Fakat bu fikir, AB ülkeleri arasında görüş ayrılıkları ve tartışmalara neden oldu; çünkü kotanın belirlenmesi, yani göçmenlerin AB ülkelerinde dengeli veya aynı oranda dağıtılması, bazı ülkelerin göçmen yükünün azalırken, diğerlerinin artmasına neden olacaktır. Bu nedenle, göçmen akınına en fazla maruz kalan İtalya, Yunanistan, Malta gibi ülkeler bu görüşü esas destekleyenlerdir. Almanya da sığınma başvurularının en fazla olduğu ülkelerden biri olarak, kota teklifine olumlu bakıyor. Nispeten az göçmenin yöneldiği ülkeler ise teklife ilgi göstermiyor, göçmenlerin gereksinimlerinin ülkenin sınırlı imkânlarıyla karşılanamayacağını, sonuçta sosyal istikrarın bozulacağını gerekçe getiriyor.
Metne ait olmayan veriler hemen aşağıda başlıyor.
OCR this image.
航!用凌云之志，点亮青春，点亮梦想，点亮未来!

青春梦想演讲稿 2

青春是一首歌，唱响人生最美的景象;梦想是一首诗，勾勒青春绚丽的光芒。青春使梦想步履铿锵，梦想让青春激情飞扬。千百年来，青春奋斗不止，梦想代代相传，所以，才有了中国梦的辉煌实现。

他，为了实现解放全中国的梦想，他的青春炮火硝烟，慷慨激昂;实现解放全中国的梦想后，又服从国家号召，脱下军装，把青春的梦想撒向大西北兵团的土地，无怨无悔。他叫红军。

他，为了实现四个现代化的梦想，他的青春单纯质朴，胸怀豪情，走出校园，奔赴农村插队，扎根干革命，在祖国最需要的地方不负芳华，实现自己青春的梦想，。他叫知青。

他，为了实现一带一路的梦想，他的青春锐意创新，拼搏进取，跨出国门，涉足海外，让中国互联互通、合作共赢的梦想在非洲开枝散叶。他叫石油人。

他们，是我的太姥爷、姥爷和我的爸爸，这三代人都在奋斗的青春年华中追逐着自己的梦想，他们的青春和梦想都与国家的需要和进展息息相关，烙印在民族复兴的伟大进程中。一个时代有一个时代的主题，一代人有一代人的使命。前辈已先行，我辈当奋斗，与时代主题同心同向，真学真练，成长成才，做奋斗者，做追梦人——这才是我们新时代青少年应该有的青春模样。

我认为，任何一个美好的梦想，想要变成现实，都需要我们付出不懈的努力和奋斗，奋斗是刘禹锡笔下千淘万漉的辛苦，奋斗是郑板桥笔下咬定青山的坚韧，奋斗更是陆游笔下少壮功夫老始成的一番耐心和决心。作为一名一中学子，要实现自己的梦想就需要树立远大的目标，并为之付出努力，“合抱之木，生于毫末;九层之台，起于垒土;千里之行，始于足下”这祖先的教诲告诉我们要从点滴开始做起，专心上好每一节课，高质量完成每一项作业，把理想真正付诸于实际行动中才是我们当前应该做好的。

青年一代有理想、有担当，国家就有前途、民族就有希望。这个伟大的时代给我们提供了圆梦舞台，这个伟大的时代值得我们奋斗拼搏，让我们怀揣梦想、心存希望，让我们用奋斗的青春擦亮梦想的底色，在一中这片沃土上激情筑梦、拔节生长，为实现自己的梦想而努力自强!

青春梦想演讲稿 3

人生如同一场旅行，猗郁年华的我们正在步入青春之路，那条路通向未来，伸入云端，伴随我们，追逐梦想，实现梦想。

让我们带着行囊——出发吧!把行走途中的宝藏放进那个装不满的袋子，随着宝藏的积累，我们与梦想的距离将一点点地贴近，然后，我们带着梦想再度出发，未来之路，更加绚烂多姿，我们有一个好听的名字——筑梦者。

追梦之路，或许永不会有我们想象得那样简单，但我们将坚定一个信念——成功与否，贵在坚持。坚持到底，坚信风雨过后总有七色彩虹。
AB’ye kuşkuyla yaklaşanların AB yapılarındaki destekçisine çevrilen ve nüfuzu artmakta olan Birleşik Krallık Bağımsızlık Partisi (UKIP) lideri Nigel Farage, Avrupa Parlamentosu’nun söz konusu oturumundaki konuşmasında göçmenlere kota önerisini sert ifadelerle eleştirdi. Ona göre, “mültecilerin Avrupa’ya bırakılması sonucu yarım milyon İslamcı radikalin Avrupa’ya akınıyla, IŞİD tehdidi gerçeğe dönüşebilir”. Analistlere göre, UKIP liderinin bu açıklaması Büyük Britanya’daki 7 Mayıs seçimleri arifesinde popülerlik kazanma amacı taşıyordu.
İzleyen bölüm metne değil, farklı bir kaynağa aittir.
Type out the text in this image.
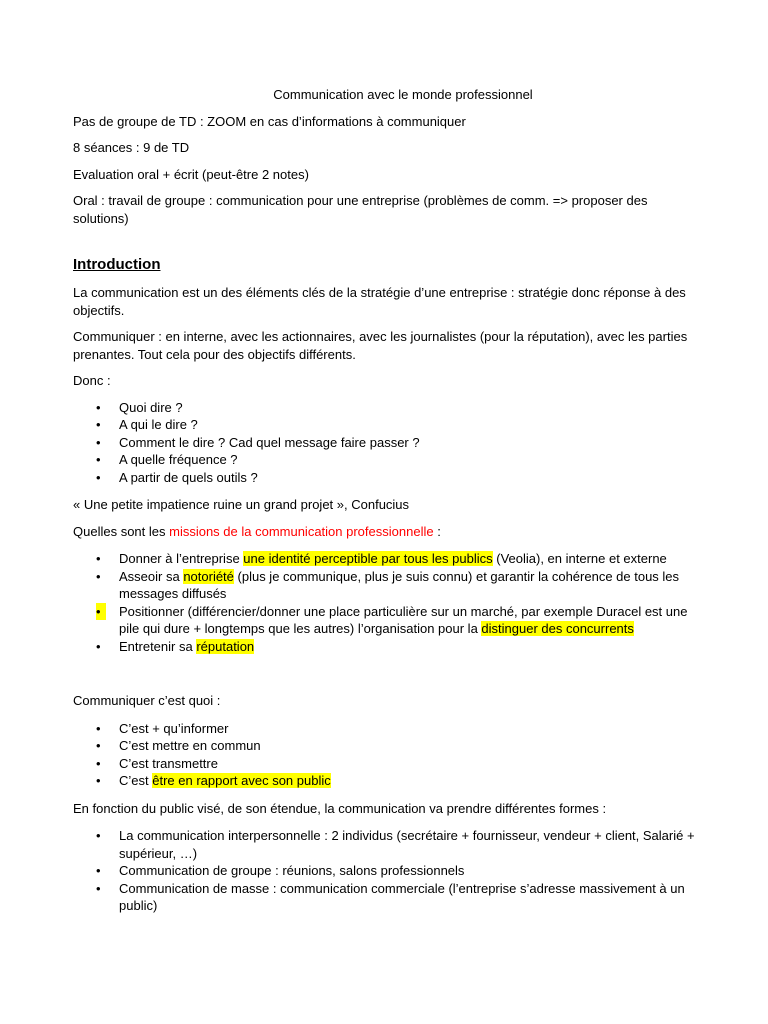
Communication avec le monde professionnel

Pas de groupe de TD : ZOOM en cas d’informations à communiquer

8 séances : 9 de TD

Evaluation oral + écrit (peut-être 2 notes)

Oral : travail de groupe : communication pour une entreprise (problèmes de comm. => proposer des solutions)

Introduction

La communication est un des éléments clés de la stratégie d’une entreprise : stratégie donc réponse à des objectifs.

Communiquer : en interne, avec les actionnaires, avec les journalistes (pour la réputation), avec les parties prenantes. Tout cela pour des objectifs différents.

Donc :

•	Quoi dire ?
•	A qui le dire ?
•	Comment le dire ? Cad quel message faire passer ?
•	A quelle fréquence ?
•	A partir de quels outils ?

« Une petite impatience ruine un grand projet », Confucius

Quelles sont les missions de la communication professionnelle :

•	Donner à l’entreprise une identité perceptible par tous les publics (Veolia), en interne et externe
•	Asseoir sa notoriété (plus je communique, plus je suis connu) et garantir la cohérence de tous les messages diffusés
•	Positionner (différencier/donner une place particulière sur un marché, par exemple Duracel est une pile qui dure + longtemps que les autres) l’organisation pour la distinguer des concurrents
•	Entretenir sa réputation

Communiquer c’est quoi :

•	C’est + qu’informer
•	C’est mettre en commun
•	C’est transmettre
•	C’est être en rapport avec son public

En fonction du public visé, de son étendue, la communication va prendre différentes formes :

•	La communication interpersonnelle : 2 individus (secrétaire + fournisseur, vendeur + client, Salarié + supérieur, …)
•	Communication de groupe : réunions, salons professionnels
•	Communication de masse : communication commerciale (l’entreprise s’adresse massivement à un public)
Bazı uzmanlar ise, AB’nin göçmenlere ilişkin öngördüğü tedbirlerin sorunları gidermeyeceğini düşünür. Bunun nedenlerinden biri, öngörülen tedbirlerin göçmen akını yaratan nedenleri ortadan kaldırmamasıdır. Öte yandan, Afrika ülkelerinin gelişmesine yardım etmek, refahı yükselterek oradan Avrupa’ya göç edeceklerin sayısının azaltılması ile ilgili mevcut yaklaşımlar da meselenin çözümü için etkin sayılamaz. Çünkü çoğu Afrika devletinden daha yüksek yaşam şartlarına sahip Doğu Avrupa ve Balkan bölgesi devletlerinden bile, her yıl on binlerce insan Batı Avrupa ülkelerine göç etmektedir. Dolayısıyla, Avrupa Birliği yasadışı göçmenlerin gelişini azaltmak istiyorsa, onları ülkede barındırmamalı ve sınır dışı etmelidir. Örnek olarak, Avustralya gösterilir.
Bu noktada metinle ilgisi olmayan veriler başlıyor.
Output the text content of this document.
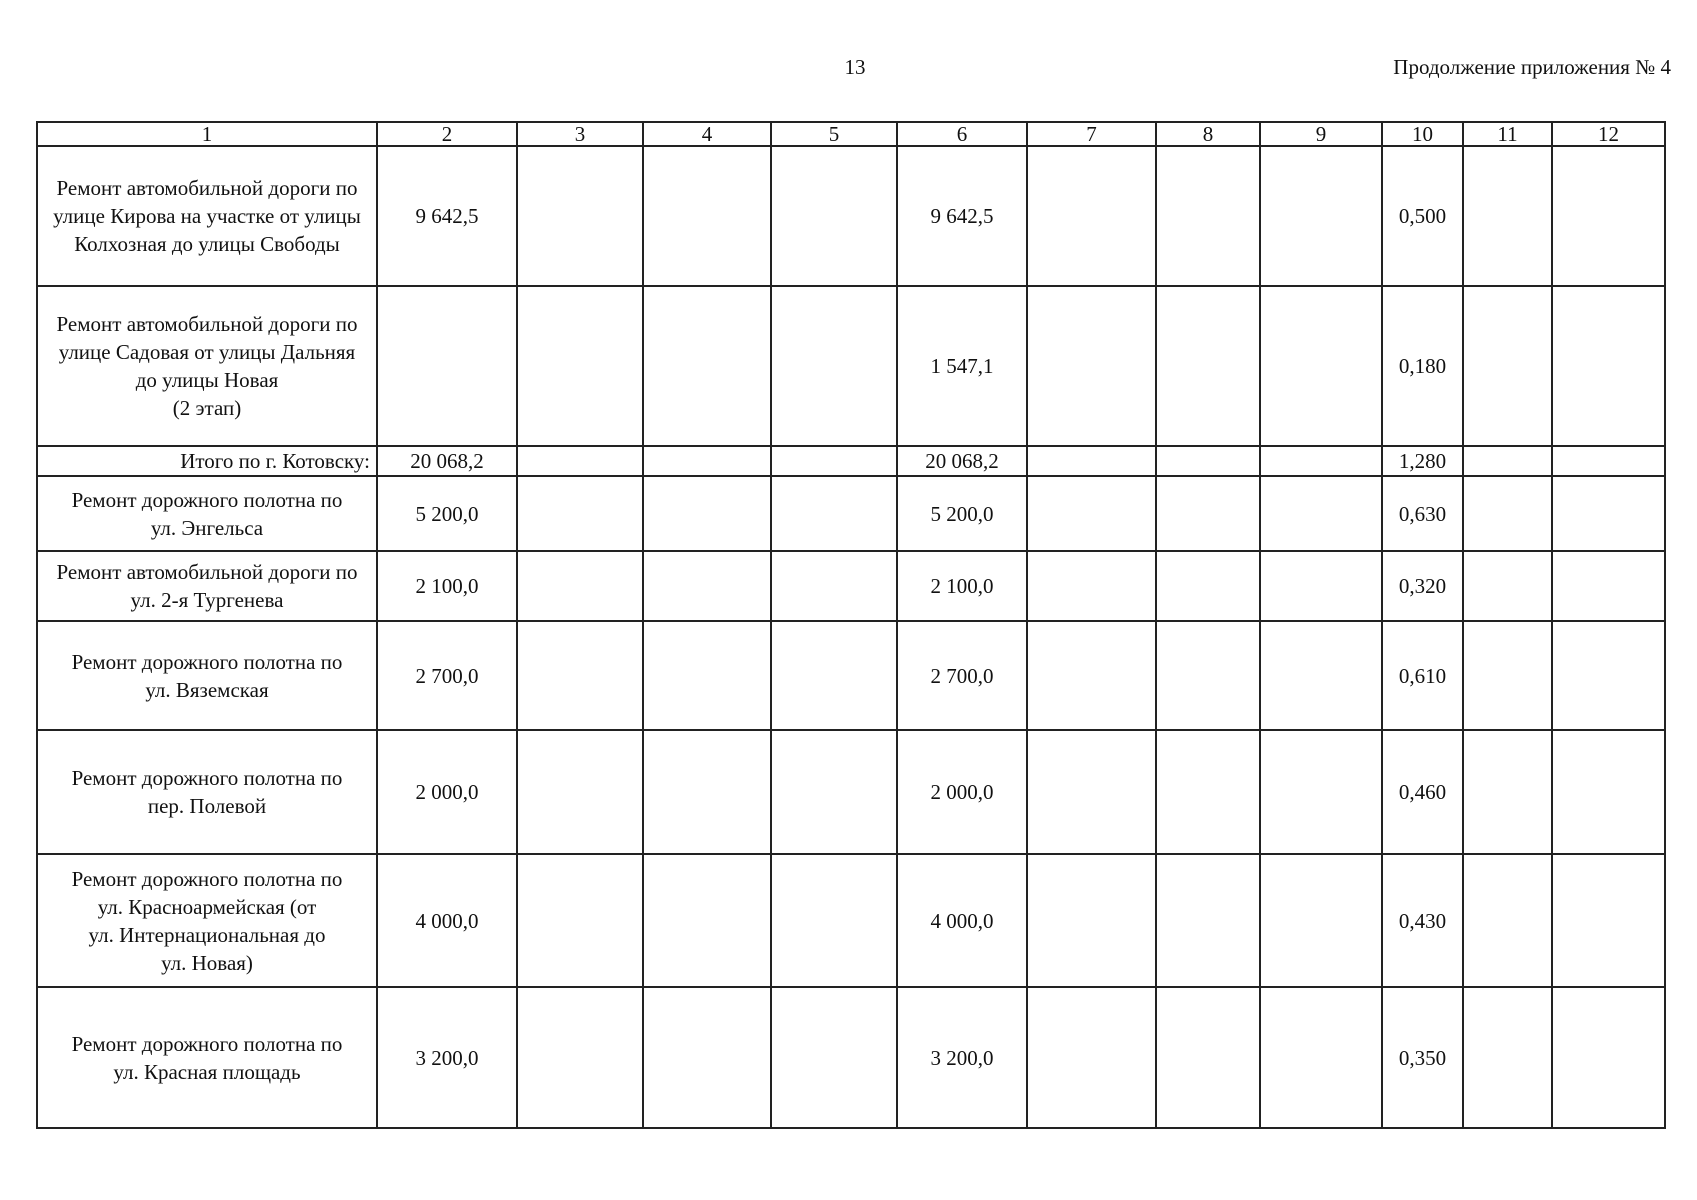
13	Продолжение приложения № 4
1	2	3	4	5	6	7	8	9	10	11	12

Ремонт автомобильной дороги по
улице Кирова на участке от улицы
Колхозная до улицы Свободы	9 642,5				9 642,5				0,500		

Ремонт автомобильной дороги по
улице Садовая от улицы Дальняя
до улицы Новая
(2 этап)					1 547,1				0,180		

Итого по г. Котовску:	20 068,2				20 068,2				1,280		

Ремонт дорожного полотна по
ул. Энгельса	5 200,0				5 200,0				0,630		

Ремонт автомобильной дороги по
ул. 2-я Тургенева	2 100,0				2 100,0				0,320		

Ремонт дорожного полотна по
ул. Вяземская	2 700,0				2 700,0				0,610		

Ремонт дорожного полотна по
пер. Полевой	2 000,0				2 000,0				0,460		

Ремонт дорожного полотна по
ул. Красноармейская (от
ул. Интернациональная до
ул. Новая)	4 000,0				4 000,0				0,430		

Ремонт дорожного полотна по
ул. Красная площадь	3 200,0				3 200,0				0,350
Zira 2000’li yılların başına kadar, Avustralya’ya teknelerle gelen yasadışı göçmenlerin sayısı birkaç bine ulaşıyordu. Fakat muhafazakâr John Howard hükümetinin kararıyla, bu mültecilerin ülkede yerleşmesine sadece devletin rızasından sonra izin verilmeye başlandı. Göçmenlerin bulunduğu tekneler ise ya geri gönderilir ya da beklemeleri için Pasifik Okyanusu’ndaki ada kamplarına gönderilirdi. Sonuçta, Avustralya’ya yönelen göçmenlerin sayısı azaldı. 2007 yılında İşçi Partisi hükümetinin bu politikayı iptal etmesinden sonra yasadışı göçmen sayısı artarak 2013 yılında 20 bine ulaştı. 2014 yılında tekrar eski düzene dönülmesinden sonra deniz yoluyla gelen mültecilerin sayısı yine azalarak neredeyse sıfırlanmıştır (Bkz: Почему миграционная реформа Евросоюза обречена на провал / “Московский центр Карнеги”, 22 Nisan 2015).
Uzmanları, Avrupa Birliği’nin kota teklifi ile ilgili rahatsız eden bir konu da, göçmenlerin bu kurala uyup uymayacağıdır. Öyle ki, arzu etmediği Avrupa ülkesine yerleştirilecek göçmenin sonradan başka bir AB ülkesine gitmeyeceğine garanti vermek mümkün değildir.
Başka bir mesele de, AB’nin yeni göçmen politikasına üye ülkelerin halkının yaklaşımıdır. Malumdur ki, son yıllarda Avrupa’da ırkçılık, yabancı düşmanlığı eğilimi güçlenmiş, bu tutumdaki siyasi partilere destek artmıştır. Bu süreçte, kuşkusuz, küresel ekonomik krizin etkisiyle iş bulmakta güçlük çeken Avrupalıların göçmenleri sorunun mimarı olarak görmeleri de rol oynuyor. Yeni politika sonucunda bazı AB ülkelerine kabul edilecek göçmen sayısının artması, bu ülkelerde din, ırk ayrımını teşvik eden grupların fırsattan yararlanarak etkinleşmesine, siyasi partilerin ise daha fazla sosyal destek almak için propaganda kampanyalarını bu düşünce tarzı üzerine kurmasına yol açabilir. Görünen o ki Avrupa, yasadışı göçmen sorununu kısa sürede çözmekten henüz uzaktadır.
One Comment »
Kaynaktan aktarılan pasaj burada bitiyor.